As I walked in fifteen minutes before showtime, doors to the theater cheekily warned the show would contain “Stephen King levels of profanity and graphic violence.” (It didn’t.) The Playbill’s plot summary name-checked Tennessee Williams, William Faulkner, and the story of Cain and Abel as reference points.
Literary influences were clearly more important than theater conventions: As the audience streamed in, the set — a multitiered rendition of a rural Mississippi hunting cabin and its environs — was visible and several actors were already onstage. A few sat so still, I initially mistook them for mannequins; one lazily strummed a guitar. The set itself, with dilapidated wooden cabin, corrugated tin roof, and fading water tower, was more True Blood than Wise Blood.
A few minutes before the show began, Mellencamp and Ryan snuck into the back row of the theater, occasioning a lot of murmuring and head-turning among the audience, though everyone kept a respectful distance. Fewer noticed King, under his mop of salt-and-pepper hair, sitting several seats away from them in the same row.
The production opened with actor Jake La Botz, who plays a version of the devil called The Shape, rising from the floor with a guitar strapped across his back, addressing the audience directly. This nod to rock-and-roll clichés felt, at least, like a clever play on expectations, and La Botz, who also has put out six albums as a bluesy singer-songwriter, infused his performance with the appropriate swagger and humor.

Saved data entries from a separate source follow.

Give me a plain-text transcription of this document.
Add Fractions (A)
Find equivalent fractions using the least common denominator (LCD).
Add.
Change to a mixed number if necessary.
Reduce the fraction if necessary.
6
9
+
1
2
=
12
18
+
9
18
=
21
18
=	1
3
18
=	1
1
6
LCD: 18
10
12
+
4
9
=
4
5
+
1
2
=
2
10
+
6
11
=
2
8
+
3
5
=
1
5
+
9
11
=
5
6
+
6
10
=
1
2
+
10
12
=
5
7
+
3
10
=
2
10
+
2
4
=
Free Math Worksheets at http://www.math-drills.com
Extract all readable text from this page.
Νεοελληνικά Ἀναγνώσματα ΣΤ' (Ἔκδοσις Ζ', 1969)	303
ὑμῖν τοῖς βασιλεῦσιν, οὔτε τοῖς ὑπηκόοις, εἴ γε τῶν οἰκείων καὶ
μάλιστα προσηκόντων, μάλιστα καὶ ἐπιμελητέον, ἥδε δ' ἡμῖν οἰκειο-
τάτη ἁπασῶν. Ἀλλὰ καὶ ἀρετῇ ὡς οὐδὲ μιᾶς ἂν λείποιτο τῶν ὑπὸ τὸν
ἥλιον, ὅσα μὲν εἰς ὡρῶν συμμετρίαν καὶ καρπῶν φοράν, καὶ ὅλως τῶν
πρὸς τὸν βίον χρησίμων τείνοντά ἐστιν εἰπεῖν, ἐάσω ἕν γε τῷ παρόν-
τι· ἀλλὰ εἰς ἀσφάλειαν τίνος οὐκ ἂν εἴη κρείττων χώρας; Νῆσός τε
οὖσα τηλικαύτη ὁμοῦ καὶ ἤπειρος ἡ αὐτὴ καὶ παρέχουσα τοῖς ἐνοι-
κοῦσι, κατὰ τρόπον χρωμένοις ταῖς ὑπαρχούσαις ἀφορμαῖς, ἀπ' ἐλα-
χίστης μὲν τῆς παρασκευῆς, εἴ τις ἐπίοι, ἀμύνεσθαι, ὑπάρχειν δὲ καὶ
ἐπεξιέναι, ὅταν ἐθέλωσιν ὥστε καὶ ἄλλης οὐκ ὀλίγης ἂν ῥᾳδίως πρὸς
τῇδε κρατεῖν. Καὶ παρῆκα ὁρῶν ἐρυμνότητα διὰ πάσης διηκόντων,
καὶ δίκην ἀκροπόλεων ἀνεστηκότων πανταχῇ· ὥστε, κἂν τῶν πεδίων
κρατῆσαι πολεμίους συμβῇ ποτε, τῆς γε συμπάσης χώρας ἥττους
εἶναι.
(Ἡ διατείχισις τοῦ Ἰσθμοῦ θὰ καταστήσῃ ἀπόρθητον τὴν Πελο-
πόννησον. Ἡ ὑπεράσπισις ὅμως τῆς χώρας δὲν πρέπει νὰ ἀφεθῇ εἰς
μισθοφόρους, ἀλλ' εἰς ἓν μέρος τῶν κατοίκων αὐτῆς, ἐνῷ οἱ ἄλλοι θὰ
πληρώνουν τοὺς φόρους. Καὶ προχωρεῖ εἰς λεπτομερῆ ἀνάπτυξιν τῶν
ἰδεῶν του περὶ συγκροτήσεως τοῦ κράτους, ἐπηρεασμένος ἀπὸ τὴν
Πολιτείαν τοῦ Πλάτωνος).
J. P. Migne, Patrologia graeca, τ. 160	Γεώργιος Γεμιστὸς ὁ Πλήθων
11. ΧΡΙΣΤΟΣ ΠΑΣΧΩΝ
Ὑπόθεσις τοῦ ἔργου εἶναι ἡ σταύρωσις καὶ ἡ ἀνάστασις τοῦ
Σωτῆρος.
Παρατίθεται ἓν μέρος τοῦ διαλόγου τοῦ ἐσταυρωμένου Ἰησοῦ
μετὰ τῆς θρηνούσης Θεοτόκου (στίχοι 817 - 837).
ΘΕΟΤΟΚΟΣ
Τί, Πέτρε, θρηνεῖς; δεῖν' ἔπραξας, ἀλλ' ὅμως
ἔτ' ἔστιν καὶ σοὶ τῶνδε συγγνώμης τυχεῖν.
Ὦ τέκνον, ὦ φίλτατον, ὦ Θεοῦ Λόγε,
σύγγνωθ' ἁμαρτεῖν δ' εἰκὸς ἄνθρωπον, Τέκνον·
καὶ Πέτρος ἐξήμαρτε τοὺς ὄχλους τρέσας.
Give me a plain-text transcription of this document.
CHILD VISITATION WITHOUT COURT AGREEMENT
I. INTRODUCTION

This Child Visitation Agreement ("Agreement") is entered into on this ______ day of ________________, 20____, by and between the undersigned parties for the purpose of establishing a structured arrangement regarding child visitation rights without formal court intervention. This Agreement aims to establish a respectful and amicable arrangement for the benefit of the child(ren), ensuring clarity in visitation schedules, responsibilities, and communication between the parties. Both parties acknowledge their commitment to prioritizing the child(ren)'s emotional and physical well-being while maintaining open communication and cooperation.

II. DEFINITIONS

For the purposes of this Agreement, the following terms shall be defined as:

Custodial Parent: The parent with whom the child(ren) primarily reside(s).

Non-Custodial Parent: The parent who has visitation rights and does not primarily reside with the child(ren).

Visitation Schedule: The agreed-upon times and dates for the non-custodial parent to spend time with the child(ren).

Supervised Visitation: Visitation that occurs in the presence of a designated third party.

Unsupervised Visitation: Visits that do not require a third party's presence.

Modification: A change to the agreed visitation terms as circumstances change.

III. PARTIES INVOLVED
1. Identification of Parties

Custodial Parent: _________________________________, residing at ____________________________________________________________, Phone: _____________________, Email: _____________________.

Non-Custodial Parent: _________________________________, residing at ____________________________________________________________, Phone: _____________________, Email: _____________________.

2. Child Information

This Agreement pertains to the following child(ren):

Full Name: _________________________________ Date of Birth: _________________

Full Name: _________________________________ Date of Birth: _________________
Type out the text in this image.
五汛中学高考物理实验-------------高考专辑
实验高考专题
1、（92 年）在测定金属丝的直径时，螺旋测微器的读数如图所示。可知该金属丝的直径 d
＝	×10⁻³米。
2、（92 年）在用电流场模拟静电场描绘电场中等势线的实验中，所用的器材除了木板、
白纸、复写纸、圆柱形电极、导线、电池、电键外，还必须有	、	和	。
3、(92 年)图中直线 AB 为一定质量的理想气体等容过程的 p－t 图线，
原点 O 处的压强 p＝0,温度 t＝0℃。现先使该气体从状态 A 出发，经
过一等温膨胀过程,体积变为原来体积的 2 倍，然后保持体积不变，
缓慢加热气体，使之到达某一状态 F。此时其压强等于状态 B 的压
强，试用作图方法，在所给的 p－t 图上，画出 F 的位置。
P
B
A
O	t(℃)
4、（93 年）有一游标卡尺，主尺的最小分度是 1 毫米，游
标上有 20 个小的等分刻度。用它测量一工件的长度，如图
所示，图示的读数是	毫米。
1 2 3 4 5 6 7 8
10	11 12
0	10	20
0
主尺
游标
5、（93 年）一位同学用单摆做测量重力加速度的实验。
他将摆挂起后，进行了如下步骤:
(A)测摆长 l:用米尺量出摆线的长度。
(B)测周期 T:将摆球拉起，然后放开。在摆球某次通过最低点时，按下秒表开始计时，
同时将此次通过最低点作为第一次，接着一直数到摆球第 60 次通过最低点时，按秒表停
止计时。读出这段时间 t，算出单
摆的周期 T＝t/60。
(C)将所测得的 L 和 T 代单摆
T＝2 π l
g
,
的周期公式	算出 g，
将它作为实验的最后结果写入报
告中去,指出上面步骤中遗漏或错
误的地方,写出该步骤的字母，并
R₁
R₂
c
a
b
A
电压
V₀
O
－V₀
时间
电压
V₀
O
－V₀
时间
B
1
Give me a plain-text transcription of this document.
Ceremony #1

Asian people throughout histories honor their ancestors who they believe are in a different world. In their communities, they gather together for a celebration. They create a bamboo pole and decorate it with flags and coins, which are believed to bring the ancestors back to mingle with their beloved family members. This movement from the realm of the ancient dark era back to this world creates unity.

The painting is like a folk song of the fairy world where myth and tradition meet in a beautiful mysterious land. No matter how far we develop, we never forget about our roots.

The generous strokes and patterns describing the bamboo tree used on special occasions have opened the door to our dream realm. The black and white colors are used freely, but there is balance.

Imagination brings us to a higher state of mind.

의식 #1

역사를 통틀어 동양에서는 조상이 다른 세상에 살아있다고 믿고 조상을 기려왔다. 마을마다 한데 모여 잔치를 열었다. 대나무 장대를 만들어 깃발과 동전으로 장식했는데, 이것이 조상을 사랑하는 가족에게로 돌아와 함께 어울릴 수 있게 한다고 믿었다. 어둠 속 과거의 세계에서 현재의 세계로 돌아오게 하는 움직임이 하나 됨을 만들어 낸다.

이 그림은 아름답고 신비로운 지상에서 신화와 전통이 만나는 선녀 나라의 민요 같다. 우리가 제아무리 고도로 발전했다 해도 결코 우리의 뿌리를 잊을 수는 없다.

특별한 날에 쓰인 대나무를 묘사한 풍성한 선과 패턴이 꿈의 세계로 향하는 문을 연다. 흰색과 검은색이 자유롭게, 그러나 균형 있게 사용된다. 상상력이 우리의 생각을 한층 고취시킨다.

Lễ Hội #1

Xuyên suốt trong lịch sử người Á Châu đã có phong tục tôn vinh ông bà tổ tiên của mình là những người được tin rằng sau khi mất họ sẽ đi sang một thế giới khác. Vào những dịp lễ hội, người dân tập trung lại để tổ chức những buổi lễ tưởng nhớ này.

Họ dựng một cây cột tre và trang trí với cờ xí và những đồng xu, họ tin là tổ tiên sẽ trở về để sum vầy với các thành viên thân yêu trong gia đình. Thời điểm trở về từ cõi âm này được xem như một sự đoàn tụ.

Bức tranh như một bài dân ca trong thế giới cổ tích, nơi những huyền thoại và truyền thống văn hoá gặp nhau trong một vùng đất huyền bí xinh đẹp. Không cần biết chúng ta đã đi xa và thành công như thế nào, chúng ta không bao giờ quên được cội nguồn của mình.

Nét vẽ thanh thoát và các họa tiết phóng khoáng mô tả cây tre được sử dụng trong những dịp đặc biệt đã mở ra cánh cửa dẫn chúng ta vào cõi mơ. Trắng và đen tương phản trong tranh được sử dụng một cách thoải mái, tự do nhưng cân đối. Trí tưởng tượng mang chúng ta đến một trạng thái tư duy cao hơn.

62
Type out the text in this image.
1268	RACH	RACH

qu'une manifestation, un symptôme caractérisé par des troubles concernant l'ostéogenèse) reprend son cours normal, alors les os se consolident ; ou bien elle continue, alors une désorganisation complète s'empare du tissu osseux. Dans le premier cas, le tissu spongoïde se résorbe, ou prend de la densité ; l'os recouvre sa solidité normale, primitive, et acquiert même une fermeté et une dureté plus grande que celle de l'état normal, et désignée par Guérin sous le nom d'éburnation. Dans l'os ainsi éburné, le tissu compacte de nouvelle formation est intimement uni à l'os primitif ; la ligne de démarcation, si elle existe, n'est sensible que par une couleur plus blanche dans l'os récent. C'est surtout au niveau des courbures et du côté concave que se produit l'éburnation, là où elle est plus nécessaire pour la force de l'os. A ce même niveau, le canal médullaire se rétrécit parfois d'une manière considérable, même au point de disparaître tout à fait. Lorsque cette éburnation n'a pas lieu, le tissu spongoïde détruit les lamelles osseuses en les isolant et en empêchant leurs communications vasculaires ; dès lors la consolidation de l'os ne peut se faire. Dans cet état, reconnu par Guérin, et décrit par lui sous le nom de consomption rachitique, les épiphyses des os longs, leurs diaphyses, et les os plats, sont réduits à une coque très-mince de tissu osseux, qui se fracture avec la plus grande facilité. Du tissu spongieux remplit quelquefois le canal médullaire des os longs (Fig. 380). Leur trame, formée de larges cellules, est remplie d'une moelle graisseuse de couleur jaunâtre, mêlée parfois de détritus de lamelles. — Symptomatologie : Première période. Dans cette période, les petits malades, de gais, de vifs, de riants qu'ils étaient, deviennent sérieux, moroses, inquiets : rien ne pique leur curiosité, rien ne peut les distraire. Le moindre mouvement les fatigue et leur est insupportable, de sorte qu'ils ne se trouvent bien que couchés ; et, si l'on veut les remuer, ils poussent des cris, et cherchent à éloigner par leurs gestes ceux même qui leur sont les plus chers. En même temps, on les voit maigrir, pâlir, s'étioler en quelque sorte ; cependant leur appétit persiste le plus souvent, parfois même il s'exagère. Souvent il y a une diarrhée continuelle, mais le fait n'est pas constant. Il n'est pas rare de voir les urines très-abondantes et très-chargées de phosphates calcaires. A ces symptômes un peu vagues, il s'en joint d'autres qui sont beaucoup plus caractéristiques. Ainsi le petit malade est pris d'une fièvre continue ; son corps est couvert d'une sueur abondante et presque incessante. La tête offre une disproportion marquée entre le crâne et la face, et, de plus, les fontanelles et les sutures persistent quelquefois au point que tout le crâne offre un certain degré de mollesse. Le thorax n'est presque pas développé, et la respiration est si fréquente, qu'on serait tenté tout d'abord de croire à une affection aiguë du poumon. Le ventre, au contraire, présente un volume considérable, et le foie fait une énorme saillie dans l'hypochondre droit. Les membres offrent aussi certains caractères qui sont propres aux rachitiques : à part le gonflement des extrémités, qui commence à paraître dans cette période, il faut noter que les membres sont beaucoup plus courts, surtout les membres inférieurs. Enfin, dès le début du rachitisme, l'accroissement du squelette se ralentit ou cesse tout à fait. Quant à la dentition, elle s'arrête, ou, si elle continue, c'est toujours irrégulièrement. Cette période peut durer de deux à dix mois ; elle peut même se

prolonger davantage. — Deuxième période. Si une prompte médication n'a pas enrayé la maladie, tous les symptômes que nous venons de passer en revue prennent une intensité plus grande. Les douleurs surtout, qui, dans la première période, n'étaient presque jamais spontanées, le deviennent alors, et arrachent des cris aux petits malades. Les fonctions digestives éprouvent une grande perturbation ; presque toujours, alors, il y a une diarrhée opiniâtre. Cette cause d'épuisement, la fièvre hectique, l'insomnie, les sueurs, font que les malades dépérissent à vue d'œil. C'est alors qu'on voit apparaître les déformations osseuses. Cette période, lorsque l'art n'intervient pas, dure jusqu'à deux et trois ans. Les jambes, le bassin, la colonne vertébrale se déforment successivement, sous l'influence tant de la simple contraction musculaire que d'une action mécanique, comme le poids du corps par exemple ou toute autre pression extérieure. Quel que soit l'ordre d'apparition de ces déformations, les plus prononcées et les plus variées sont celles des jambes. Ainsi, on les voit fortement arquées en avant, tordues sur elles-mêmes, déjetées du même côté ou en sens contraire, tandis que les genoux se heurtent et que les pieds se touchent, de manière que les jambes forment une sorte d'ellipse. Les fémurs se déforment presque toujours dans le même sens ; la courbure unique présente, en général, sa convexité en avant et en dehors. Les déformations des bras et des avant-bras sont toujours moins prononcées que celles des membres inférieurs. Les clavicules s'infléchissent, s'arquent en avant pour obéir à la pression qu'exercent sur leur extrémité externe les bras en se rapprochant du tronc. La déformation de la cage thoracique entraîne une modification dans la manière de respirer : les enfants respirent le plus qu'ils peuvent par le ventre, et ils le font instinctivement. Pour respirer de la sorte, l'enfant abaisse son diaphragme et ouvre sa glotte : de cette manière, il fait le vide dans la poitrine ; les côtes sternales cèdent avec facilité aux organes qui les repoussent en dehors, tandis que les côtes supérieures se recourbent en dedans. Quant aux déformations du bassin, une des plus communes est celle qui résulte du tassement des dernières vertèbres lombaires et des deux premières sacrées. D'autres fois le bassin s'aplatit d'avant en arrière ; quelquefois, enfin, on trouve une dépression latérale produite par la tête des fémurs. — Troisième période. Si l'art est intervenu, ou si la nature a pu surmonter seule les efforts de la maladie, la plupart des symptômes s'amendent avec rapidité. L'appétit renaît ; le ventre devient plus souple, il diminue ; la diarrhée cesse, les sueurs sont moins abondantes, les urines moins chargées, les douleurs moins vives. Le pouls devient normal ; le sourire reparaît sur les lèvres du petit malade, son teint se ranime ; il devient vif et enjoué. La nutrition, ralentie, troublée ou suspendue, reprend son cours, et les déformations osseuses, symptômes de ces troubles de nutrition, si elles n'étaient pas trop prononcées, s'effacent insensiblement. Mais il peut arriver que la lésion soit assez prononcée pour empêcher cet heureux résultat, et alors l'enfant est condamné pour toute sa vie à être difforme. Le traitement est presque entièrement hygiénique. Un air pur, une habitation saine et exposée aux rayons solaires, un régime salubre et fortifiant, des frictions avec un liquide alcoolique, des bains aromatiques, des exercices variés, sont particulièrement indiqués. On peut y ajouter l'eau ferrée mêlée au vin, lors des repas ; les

The story that followed: Two brothers — one a struggling musician (played by ex–American Idol runner-up Justin Guarini), the other a young author (played by Lucas Kavner) — whose relationship is beset by rivalry meet at a family cabin, where 30 years earlier their father witnessed the deaths of his own battling brothers. The narrative toggled between the past and the present with ghosts of the dead commenting and occasionally trying to influence the modern-day events like an overcaffeinated Greek chorus. Despite treading on what seemed to be typically macabre King terrain, the story itself was pretty low on blood and gore. King seemed far more interested in paying homage to Southern Gothic icons — Faulkner, Williams, and Flannery O’Connor were all mentioned — than delivering his trademark frights.
The music, which Mellencamp wrote and Americana producer extraordinaire and frequent Coen Brothers collaborator T Bone Burnett helped direct for the stage, ranged from swampy blues jags and elegant old-school country bummers to stomping roots-rock and gospel sing-alongs. (A radio-play-type recording of the story, featuring Elvis Costello, Neko Case, Kris Kristofferson, and Sheryl Crow, is due out this spring.) Nothing sounded exactly like something off a Mellencamp album, but nothing was exactly out of his wheelhouse either. Elaborate dance numbers were wisely kept to a minimum.
The crowd was an interesting mix, full of folks who looked like they were on their way to a Mellencamp show and plenty of presumed Alliance season ticket holders who weren’t quite sure why there were so many bearded dudes wearing shorts and drinking Shiner Bocks. On the way out, I heard one older patron complaining that the show was “too loud,” and another saying that she couldn’t hear the actors’ lines. (There were some problems with the sound mix and a few malfunctioning microphones, but as this was just the first night of previews, a few minor glitches are a given.) A parking lot attendant told me that some people left early, but it couldn’t have been too many because as the cast took their final bows, the auditorium was mostly full. Meg Ryan could be spotted dancing in the back row. Some seemed mildly disappointed to find that the show’s famous creators weren’t hanging out in the lobby gabbing with the departing crowd afterwards, but by the time the house lights came up, King and Mellencamp had quickly and quietly slipped away into the night — almost certainly to do some more tinkering.